The Omen works best when it underplays things. The film does not have many if any big moments of blood. It is surprisingly restrained in its various killings. Apart from Brennan and possibly Jennings, the visuals of death are not visually gruesome. To be fair, Jennings' death is obviously fake and would now look comical. The same goes to when Thorn and Jennings go to the cemetery to find Damien's birth mother. It is obvious that it is a set, making things look a bit fake.

I cut The Omen some slack in that this moment communicated what the audience needs to know. The film also gives us still shocking moments, such as the deaths of the first nanny and another person caught up in this evil. While again, they are not graphic, they still leave an impact. Karen's tragic fate is rendered quite cinematically, making it both elegant and horrifying. 

The Omen is blessed with solid work by most of the cast. For most of the film, Gregory Peck plays his normal moral uprightness in a strong manner. I will take Peck to task for that cemetery scene. Despite discovering the truth of both Damien's mother and his own son, he was surprisingly almost bored. Peck did not show outrage or horror at his discovery. Instead, he seemed a bit detached from things, as if reciting dialogue versus attempting to make Thorn a real person.

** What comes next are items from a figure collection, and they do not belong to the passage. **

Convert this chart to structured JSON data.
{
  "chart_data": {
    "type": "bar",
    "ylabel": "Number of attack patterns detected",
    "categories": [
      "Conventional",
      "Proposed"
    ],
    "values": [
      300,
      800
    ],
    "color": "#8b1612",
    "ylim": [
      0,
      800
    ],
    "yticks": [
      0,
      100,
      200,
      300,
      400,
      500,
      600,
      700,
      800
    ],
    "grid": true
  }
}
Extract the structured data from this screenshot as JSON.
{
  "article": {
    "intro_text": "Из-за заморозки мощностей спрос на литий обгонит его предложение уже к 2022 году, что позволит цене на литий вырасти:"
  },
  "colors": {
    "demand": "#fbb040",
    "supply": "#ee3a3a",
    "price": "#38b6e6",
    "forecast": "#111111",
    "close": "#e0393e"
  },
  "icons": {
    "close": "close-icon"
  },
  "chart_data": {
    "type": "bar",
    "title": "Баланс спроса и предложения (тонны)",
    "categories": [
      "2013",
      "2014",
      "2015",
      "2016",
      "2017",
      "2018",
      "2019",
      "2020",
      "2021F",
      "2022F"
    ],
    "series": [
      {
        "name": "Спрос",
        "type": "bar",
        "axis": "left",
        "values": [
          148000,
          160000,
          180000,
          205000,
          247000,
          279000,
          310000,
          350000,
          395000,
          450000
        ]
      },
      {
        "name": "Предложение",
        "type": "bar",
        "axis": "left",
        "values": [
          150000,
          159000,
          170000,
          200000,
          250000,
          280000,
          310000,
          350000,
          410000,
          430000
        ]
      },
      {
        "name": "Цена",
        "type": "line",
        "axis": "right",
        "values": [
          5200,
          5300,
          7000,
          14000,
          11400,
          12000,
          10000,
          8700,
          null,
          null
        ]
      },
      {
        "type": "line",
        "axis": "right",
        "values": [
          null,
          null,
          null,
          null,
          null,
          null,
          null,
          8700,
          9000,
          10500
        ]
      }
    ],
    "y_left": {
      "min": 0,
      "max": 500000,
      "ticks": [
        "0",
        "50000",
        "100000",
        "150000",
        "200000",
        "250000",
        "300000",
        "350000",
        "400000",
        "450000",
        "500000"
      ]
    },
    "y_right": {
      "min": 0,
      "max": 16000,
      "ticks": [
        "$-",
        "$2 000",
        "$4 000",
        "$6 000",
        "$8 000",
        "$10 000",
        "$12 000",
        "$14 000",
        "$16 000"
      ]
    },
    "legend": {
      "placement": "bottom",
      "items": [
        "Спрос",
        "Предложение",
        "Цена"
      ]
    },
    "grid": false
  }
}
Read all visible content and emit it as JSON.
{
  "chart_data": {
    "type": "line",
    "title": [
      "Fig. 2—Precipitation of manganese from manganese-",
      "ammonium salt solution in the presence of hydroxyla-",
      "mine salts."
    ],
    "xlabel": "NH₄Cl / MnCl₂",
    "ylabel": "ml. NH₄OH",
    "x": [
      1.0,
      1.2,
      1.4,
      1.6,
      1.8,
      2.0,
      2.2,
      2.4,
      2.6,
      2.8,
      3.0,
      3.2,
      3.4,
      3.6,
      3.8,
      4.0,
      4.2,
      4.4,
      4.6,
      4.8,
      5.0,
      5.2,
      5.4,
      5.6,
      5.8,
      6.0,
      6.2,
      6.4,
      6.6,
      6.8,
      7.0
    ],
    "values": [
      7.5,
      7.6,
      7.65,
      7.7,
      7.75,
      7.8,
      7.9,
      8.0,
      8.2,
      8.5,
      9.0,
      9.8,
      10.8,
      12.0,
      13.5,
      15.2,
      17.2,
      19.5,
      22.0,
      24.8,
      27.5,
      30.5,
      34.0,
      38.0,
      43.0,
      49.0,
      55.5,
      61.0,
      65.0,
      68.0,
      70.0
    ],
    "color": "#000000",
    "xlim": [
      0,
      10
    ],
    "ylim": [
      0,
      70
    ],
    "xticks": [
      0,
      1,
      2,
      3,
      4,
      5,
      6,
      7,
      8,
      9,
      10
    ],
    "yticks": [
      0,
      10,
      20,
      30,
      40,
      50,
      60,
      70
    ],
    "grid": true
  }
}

Remick too was a bit dramatic and theatrical as Karen. However, it worked for her here. It is rather the supporting cast that does the best. Troughton's Brenan does come across as psychotic prone to speaking in riddles. However, when he is speaking more clearly, his words of doom are frightening. Whitelaw's Mrs. Baylock ably goes from pleasant and warm to menacing and dangerous. Warner's Jennings too shifts from cynical to horrified. It is a credit to director Richard Donner that he got such strong performances from almost all his cast.

The Omen also has excellent cinematography that gives the story an added layer of storytelling. Early on, we see Damien sitting in front of a fire, the message of his birth clear. There is also the moment when Brennan goes on a rant in front of Ambassador Thorn. The various family photos play a strong counter match to what Brennan is saying.

Finally, there is Jerry Goldsmith's Oscar-winning score, surprisingly his only Oscar win out of 18 nominations. While the best-known musical element for The Omen is his vocal theme, Ave Satani, also Oscar nominated, the overall score blends romance with terror quite well. The musical shifts from an almost pastoral section when the Thorns first arrive in London to the creepy music playing when Karen comes to a shocking conclusion balance the menace and horror of the story.

The Omen works on almost every level. Some of the effects are dated, and parts of David Seltzer's screenplay do not hold up. Why, for example, does Thorn push to kill Damien then not be willing to do it? However, these are minor quibbles. The Omen works due to how the story builds up slowly, allowing the menace to grow logically. It also works due to how it draws on an Oedipus-like manner to try and avoid fate only to end up fulfilling it.  

Menacing without being graphic, effectively creepy and well-crafted, The Omen is a fine example of true horror.